As former BEIS Secretary of State Greg Clark recognised, addressing these underlying challenges is impossible to do from Westminster, which is why he committed the government to Local Industrial Strategies across the country, to be jointly signed off by central government and the chairs of Local Enterprise Partnerships (LEPs). The intention of these local strategies is to ensure location specific challenges can be addressed by those best placed to understand and address them.

However, since their inception, the process has not been entirely smooth. The time period allocated to these strategies (all must be completed by early 2020) risks considerable variance in the quality of the strategies being created, not due to varying ability, but varying capacity between areas. It is also a concern that the next administration may decide not to continue the Industrial Strategy as a whole, let alone the Local Industrial Strategy, looking instead to a new way of working.

To do so would be a profound mistake. Much good work has been done both nationally and by regional stakeholders to identify challenges and opportunities and to throw this valuable work away now would be an error. Instead, the incoming government should seek to build on the existing foundations and utilise them to address some of the biggest challenges facing the country. 

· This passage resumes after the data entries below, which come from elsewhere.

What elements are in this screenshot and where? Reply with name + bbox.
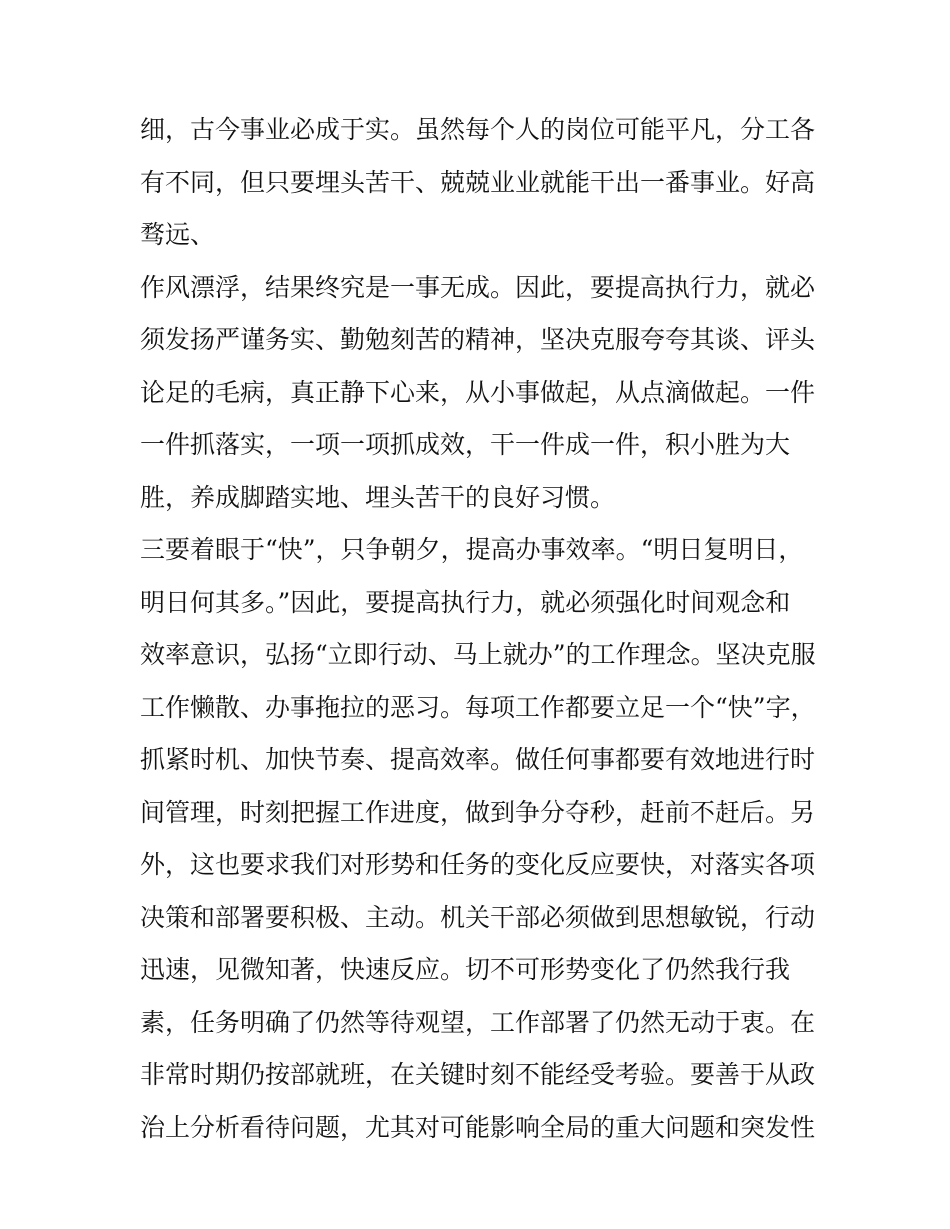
text-line: 有不同，但只要埋头苦干、兢兢业业就能干出一番事业。好高 — [140, 167, 816, 197]
document-body — [140, 104, 820, 1154]
text-line: 作风漂浮，结果终究是一事无成。因此，要提高执行力，就必 — [140, 272, 816, 302]
text-line: 一件抓落实，一项一项抓成效，干一件成一件，积小胜为大 — [140, 430, 791, 459]
text-line: 素，任务明确了仍然等待观望，工作部署了仍然无动于衷。在 — [140, 1007, 816, 1037]
text-line: 三要着眼于“快”，只争朝夕，提高办事效率。“明日复明日， — [140, 535, 804, 564]
text-line: 论足的毛病，真正静下心来，从小事做起，从点滴做起。一件 — [140, 377, 816, 407]
text-line: 抓紧时机、加快节奏、提高效率。做任何事都要有效地进行时 — [140, 745, 816, 774]
text-line: 细，古今事业必成于实。虽然每个人的岗位可能平凡，分工各 — [140, 115, 816, 144]
text-line: 间管理，时刻把握工作进度，做到争分夺秒，赶前不赶后。另 — [140, 797, 816, 827]
text-line: 决策和部署要积极、主动。机关干部必须做到思想敏锐，行动 — [140, 902, 816, 932]
text-line: 外，这也要求我们对形势和任务的变化反应要快，对落实各项 — [140, 850, 816, 879]
text-line: 明日何其多。”因此，要提高执行力，就必须强化时间观念和 — [140, 587, 791, 617]
text-line: 效率意识，弘扬“立即行动、马上就办”的工作理念。坚决克服 — [140, 640, 816, 669]
text-line: 须发扬严谨务实、勤勉刻苦的精神，坚决克服夸夸其谈、评头 — [140, 325, 816, 354]
text-line: 治上分析看待问题，尤其对可能影响全局的重大问题和突发性 — [140, 1112, 816, 1142]
text-line: 非常时期仍按部就班，在关键时刻不能经受考验。要善于从政 — [140, 1060, 816, 1089]
text-line: 骛远、 — [140, 220, 216, 249]
text-line: 胜，养成脚踏实地、埋头苦干的良好习惯。 — [140, 482, 616, 512]
text-line: 工作懒散、办事拖拉的恶习。每项工作都要立足一个“快”字， — [140, 692, 816, 722]
text-line: 迅速，见微知著，快速反应。切不可形势变化了仍然我行我 — [140, 955, 791, 984]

If the next government is serious about addressing the disparities between our most prosperous areas and our least, it must look holistically at local policy making. Local challenges like inadequate housing provision, stifled business growth and poor public transport are inextricably linked to one another through planning requirements, a lack of strategic planning and outdated industrial zoning. If the government were to take a holistic view of these connected local challenges, they would see the opportunity they pose to work towards the major challenges of Net Zero and clean growth.

A successful country should have no areas that have been left behind, but in order to achieve this, the country will require localised intervention based on the knowledge of those who know best – the people who live and work there – and that is exactly what the Local Industrial Strategy should be. If the next government get this right, it can connect opportunities across the country, add value to the whole economy, create more high quality jobs, forge better and greener transport links, create housing fit for the demands of today and enable us as a nation to address the major challenges of tomorrow.